Bislang keine konkreten Planungen in Brüssel
Hängepartie um Einsatz der Nato

Der Irak steht heute auf der Tagesordnung der 26 Nato-Botschafter, doch nur als nachrangiger Punkt. „So geht das seit Wochen. Irgendein Mitgliedsland informiert kurz, niemand hat eine Nachfrage, und meist ist der Punkt nach ein bis zwei Minuten abgehakt“, beschreibt ein Nato-Diplomat die Hängepartie um die künftige Rolle der Allianz im Irak.

sce/ebo/rev/ink BRÜSSEL. Der stellvertretende US-Außenminister Richard Armitage unterrichtete die Nato-Botschafter vergangene Woche über die Entwicklung. Frühere Forderungen aus Washington, die Nato solle dort eine aktivere Rolle übernehmen und insbesondere die polnischen Streitkräfte entlasten, habe Armitage in Brüssel „nicht wiederholt“, hieß es aus dem Nato- Hauptquartier. Die Erwartungen der US-Regierung gegenüber der Nato seien „heute realistischer als noch vor wenigen Wochen“.

Zwar ist mit der neuen Uno-Resolution eine der wichtigsten Forderungen für ein Nato-Engagement im Irak erfüllt. Doch die Planungen werden nicht konkreter. „Das Bündnis hat genug damit zu tun, in Afghanistan größere Präsenz zu zeigen“, begründet ein Nato-Offizieller den Mangel an operativen Strategien. Nato-Generalsekretär Jaap de Hoop Scheffer hatte erst am Wochenende bekräftigt, die Befriedung Afghanistans sei die derzeit wichtigste Aufgabe der Allianz. Seit Wochen verzögern sich die Einsatzplanungen der Nato-Führung für eine Ausweitung der Afghanistan- Mission, weil zahlreiche Mitgliedsländer die zugesagten Truppen und Material nicht liefern.

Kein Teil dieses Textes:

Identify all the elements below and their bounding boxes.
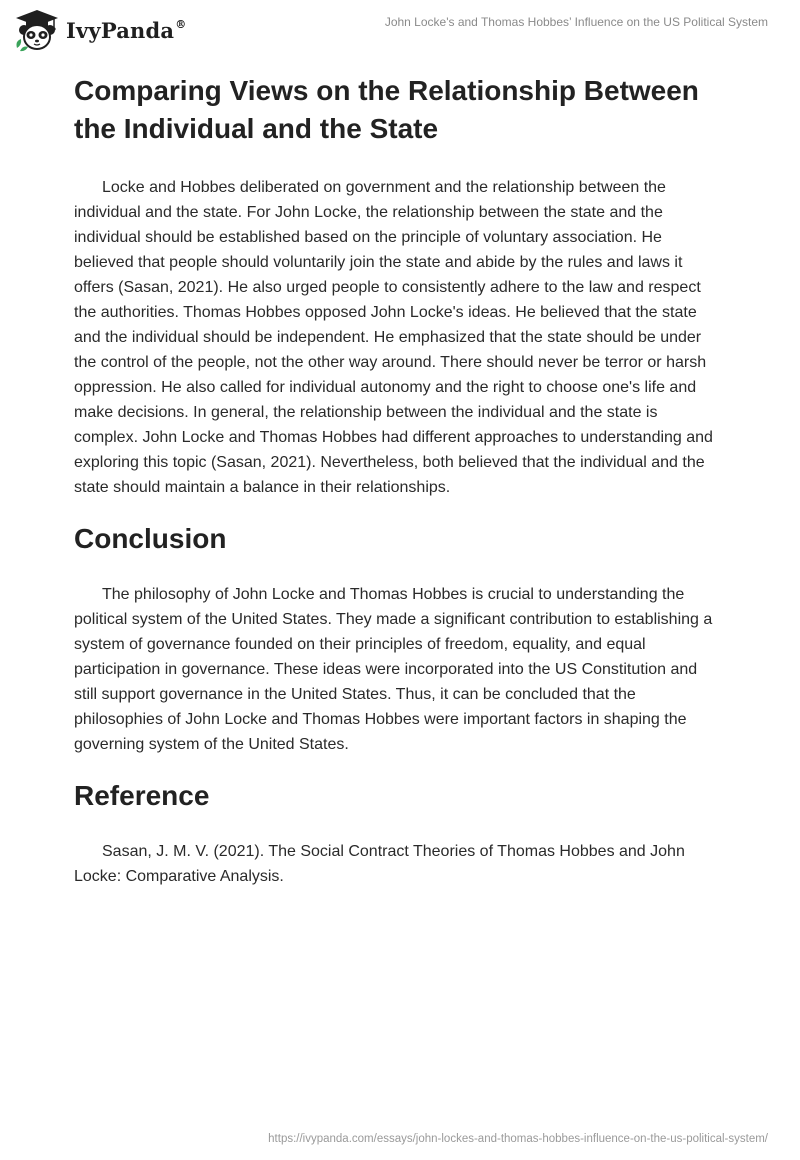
section-paragraph-relationship: Locke and Hobbes deliberated on government and the relationship between the individual and the state. For John Locke, the relationship between the state and the individual should be established based on the principle of voluntary association. He believed that people should voluntarily join the state and abide by the rules and laws it offers (Sasan, 2021). He also urged people to consistently adhere to the law and respect the authorities. Thomas Hobbes opposed John Locke's ideas. He believed that the state and the individual should be independent. He emphasized that the state should be under the control of the people, not the other way around. There should never be terror or harsh oppression. He also called for individual autonomy and the right to choose one's life and make decisions. In general, the relationship between the individual and the state is complex. John Locke and Thomas Hobbes had different approaches to understanding and exploring this topic (Sasan, 2021). Nevertheless, both believed that the individual and the state should maintain a balance in their relationships. bbox=[74, 179, 713, 496]
essay-body bbox=[74, 72, 724, 889]
running-title: John Locke's and Thomas Hobbes’ Influence on the US Political System bbox=[384, 15, 768, 29]
section-heading-reference: Reference bbox=[74, 780, 210, 811]
panda-graduate-icon bbox=[14, 8, 60, 52]
page-header bbox=[0, 0, 800, 60]
logo-wordmark: IvyPanda® bbox=[66, 17, 187, 43]
source-url-link[interactable]: https://ivypanda.com/essays/john-lockes-and-thomas-hobbes-influence-on-the-us-political-system/ bbox=[268, 1133, 768, 1145]
section-paragraph-conclusion: The philosophy of John Locke and Thomas Hobbes is crucial to understanding the political system of the United States. They made a significant contribution to establishing a system of governance founded on their principles of freedom, equality, and equal participation in governance. These ideas were incorporated into the US Constitution and still support governance in the United States. Thus, it can be concluded that the philosophies of John Locke and Thomas Hobbes were important factors in shaping the governing system of the United States. bbox=[74, 586, 713, 753]
section-heading-conclusion: Conclusion bbox=[74, 523, 227, 554]
ivypanda-logo[interactable] bbox=[14, 8, 194, 52]
section-heading-relationship: Comparing Views on the Relationship Between the Individual and the State bbox=[74, 75, 699, 144]
reference-entry: Sasan, J. M. V. (2021). The Social Contract Theories of Thomas Hobbes and John Locke: Comparative Analysis. bbox=[74, 843, 685, 885]
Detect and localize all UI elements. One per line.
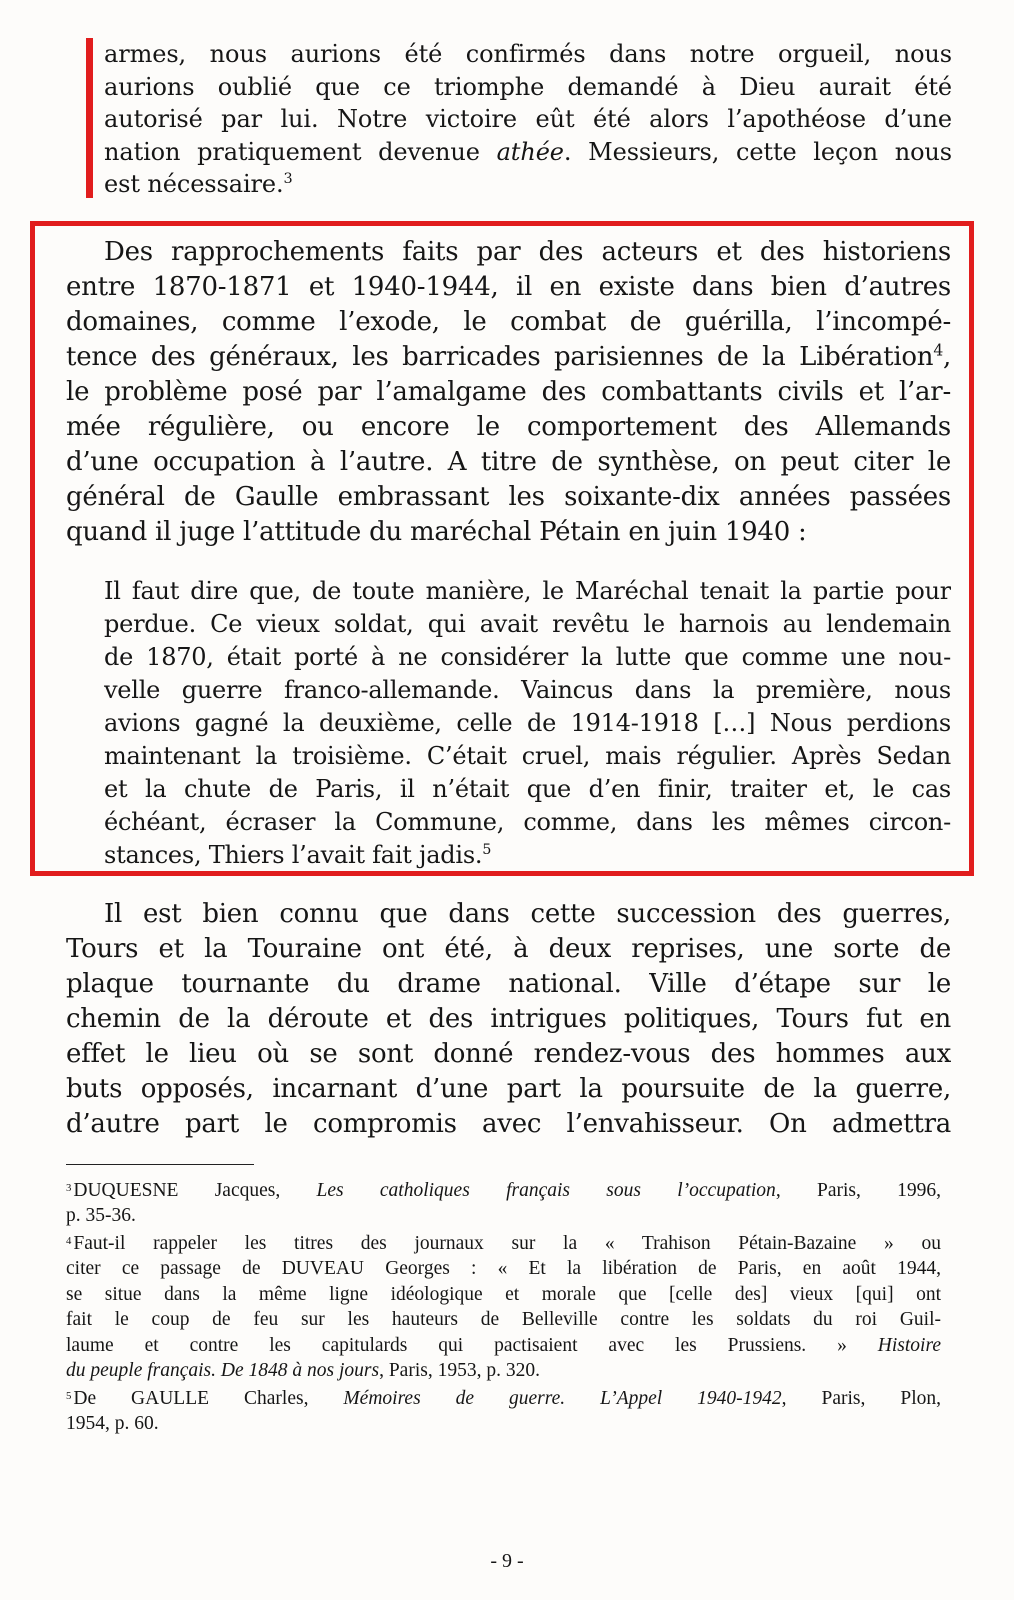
text-line: plaque tournante du drame national. Ville d’étape sur le [66, 969, 951, 999]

Zu den säumigen Ländern gehören einige, die bereits im Irak stationiert sind und offenbar alle militärischen Kräfte dort gebunden haben. Nato-Kreise sprechen aber auch immer offener von politischer Obstruktion: „Einige Regierungen haben Angst vor dem Afghanistan- Einsatz, weil sie nicht wissen, ob und wann sie da wieder rauskommen.“

Deutschland will keine Truppe schicken

Vor dem Hintergrund der ungelösten Afghanistan-Aufgabe scheint nicht einmal sicher, dass der Irak beim Nato-Gipfel Ende Juni in Istanbul die Hauptrolle spielen wird. Nicht der Irak, sondern die Umwidmung der Sfor-Truppen in Bosnien in eine EU-Mission sei in Istanbul das wichtigste Thema, sagte gestern ein US-Diplomat gegenüber Brüsseler Journalisten. Washington werde die Nato nicht auffordern, im Irak eine entscheidende Rolle zu spielen.

Derzeit haben 17 von 26 Nato-Staaten Truppen im Irak stationiert. Insbesondere Polen hofft nach dem Abzug der Spanier auf eine Entlastung. „Polen wird sein Engagement fortsetzen, die Aufgaben unserer dortigen Truppen aber überprüfen“, bekräftigte Vize-Außenminister Adam Rothfeld. In Polen unterstützen nur noch 22 % der Bevölkerung laut jüngsten Umfragen den Irak-Einsatz. Seit September 2003 steht ein Kontingent von insgesamt 9 000 Soldaten in Zentralirak unter polnischem Kommando. Dazu zählen 2 350 polnische Soldaten. Am Montag kamen zwei polnische, drei slowakische und ein lettischer Soldat bei der Entschärfung von Munition ums Leben.

Die Bundesregierung hatte mehrmals unterstrichen, sie werde sich einer Irak-Mission der Nato zwar nicht entgegenstellen, aber keine eigenen Truppen schicken. Außenminister Joschka Fischer warnte im Gespräch mit dem Handelsblatt, dem Bündnis werde im Irak der Geruch von Besatzungstruppen anhaften. Ähnlich äußerte sich auch Frankreichs Präsident Jacques Chirac.